On day one seeing Sensei Higaonna in his dojo, a solid place where I have felt the grounding energy of years of serious practice by seniors, was a moment that suddenly brought my scattered self, back into my body. And then the six hours of training, focused around kata, brought a quietness that has been gone for a while.
This morning I woke tired as I had barely slept ten hours over the last two days. But I felt light and hopeful. I felt like if this exists in the world then the world will be ok. There are many things in the world that bring to it an ‘ok-ness’ when things feel like they are falling apart. I began writing in my journal and found myself musing about what kata means to me and though I have a growing list of things to be done I felt compelled to write this note.

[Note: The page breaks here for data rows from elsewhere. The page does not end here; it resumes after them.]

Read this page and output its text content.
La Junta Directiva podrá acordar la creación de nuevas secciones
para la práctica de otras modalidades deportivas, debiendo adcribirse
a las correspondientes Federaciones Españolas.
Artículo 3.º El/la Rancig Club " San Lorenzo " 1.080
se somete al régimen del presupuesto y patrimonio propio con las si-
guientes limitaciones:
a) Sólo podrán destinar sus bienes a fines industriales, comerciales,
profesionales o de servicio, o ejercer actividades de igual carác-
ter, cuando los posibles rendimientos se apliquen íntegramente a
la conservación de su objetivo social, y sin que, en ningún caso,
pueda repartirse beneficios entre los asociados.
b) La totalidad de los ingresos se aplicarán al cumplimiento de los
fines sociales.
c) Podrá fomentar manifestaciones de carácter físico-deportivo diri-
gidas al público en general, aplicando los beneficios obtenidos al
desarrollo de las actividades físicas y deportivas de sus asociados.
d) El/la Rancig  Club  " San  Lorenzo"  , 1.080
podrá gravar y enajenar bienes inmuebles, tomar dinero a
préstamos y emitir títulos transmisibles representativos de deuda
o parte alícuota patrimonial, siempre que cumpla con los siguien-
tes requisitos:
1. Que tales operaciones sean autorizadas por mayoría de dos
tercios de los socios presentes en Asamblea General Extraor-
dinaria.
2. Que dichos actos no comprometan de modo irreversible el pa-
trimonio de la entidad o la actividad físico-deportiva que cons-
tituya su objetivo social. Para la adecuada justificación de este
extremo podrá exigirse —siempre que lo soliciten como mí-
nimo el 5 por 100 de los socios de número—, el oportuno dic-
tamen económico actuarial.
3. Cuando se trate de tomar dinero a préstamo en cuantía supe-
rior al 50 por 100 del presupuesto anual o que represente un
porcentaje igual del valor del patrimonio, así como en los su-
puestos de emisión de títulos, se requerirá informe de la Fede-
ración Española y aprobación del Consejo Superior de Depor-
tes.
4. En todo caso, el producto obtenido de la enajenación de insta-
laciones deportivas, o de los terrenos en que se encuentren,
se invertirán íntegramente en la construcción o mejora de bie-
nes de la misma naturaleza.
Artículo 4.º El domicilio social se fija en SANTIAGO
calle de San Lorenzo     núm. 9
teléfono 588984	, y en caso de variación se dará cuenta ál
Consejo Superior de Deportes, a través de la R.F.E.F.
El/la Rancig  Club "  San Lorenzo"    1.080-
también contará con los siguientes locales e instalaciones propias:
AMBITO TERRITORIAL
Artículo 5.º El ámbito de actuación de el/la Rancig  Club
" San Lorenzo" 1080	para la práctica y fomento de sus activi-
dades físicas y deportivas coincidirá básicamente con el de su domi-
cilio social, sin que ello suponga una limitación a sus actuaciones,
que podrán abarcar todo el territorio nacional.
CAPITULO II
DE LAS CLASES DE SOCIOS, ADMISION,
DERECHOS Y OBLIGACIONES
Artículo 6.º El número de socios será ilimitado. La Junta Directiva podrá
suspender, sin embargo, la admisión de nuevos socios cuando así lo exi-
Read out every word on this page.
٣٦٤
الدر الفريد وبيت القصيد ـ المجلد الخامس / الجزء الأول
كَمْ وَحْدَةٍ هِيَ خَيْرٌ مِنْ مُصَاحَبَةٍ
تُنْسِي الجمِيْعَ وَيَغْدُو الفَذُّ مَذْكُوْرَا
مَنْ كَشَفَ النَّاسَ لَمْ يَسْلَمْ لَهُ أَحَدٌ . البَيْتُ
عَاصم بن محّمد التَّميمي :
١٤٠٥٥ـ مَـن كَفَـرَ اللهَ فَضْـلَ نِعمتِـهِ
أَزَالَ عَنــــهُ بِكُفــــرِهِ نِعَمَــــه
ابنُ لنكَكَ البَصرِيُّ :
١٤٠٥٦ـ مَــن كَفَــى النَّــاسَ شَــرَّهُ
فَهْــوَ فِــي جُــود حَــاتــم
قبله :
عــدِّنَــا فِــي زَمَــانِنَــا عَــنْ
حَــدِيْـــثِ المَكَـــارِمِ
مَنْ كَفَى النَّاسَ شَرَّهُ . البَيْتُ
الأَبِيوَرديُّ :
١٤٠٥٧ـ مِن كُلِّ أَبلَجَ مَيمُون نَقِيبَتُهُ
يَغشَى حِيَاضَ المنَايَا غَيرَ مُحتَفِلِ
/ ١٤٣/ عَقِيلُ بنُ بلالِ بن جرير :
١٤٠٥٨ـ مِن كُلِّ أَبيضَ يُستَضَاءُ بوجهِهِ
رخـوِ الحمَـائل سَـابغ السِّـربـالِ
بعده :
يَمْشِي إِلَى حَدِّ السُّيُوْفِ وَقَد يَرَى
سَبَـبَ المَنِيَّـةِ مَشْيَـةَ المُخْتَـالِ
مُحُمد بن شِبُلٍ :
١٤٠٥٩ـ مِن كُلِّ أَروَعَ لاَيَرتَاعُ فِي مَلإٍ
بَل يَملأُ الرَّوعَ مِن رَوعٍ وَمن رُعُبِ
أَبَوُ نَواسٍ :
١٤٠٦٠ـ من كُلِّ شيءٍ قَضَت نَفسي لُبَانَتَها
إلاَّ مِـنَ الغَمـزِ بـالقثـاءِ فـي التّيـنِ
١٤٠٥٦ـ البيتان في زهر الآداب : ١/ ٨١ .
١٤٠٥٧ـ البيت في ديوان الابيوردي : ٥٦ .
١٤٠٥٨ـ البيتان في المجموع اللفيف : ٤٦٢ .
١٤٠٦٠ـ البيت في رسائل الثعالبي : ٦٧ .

Karate, and especially kata, is one of the hardest things I’ve learnt in my life. I used to think music was, but kata was even harder. In a group lesson I was always the one facing in the wrong direction or stuck in the last position after the count to move to the next. Even those that had joined after me learnt the steps and passed me by. It was humiliating and many have sniggered at me or told me that perhaps karate was not the thing for me. I remember how I couldn’t master the last move in the first kata despite having been in the dojo for a month. In the first camp I attended in Lonavla, I was the most junior, despite my white hair, and also the slowest to learn anything. I remember Sensei Mistry pulling me up at dinnertime one evening and right there in the cafeteria trying to teach me that impossible last move. He almost succeeded. This state of being the last to learn the moves has continued on, and perhaps one of the reasons I love kata so much is because it is so challenging for me.
It to me it is an attempt to perfect the self via the body, and the movements of the body. It puts me in a state where I surrender my always active mind to something else. I bring the body into focus and let go of all there is in the mind. It is a state of lack of control while attempting to find perfect control. When I do a breath focused meditation something shifts in the mind and kata has a similar effect. I am definitely one of those that believe that kata contains inner self-defense structures and if practiced regularly these structures become imbedded in the very body, become a new dna. In that sense it changes the body and the entire self just like meditation changes the mind and the self. If I was a poet I would write an ode to kata today. Not sure why this weekend brought this sudden gush of love for kata. Perhaps the detail and attention with which the Senseis taught their sessions re-ignited my beginners passion.
When I attend any training or read an article, even if I learn one new thing, I feel the effort was worth it. This weekend it was a cascading waterfall of learning. New ideas, new possibilities of creating new training drills from kata bunkai seem graspable. The owl and the warrior feel satiated.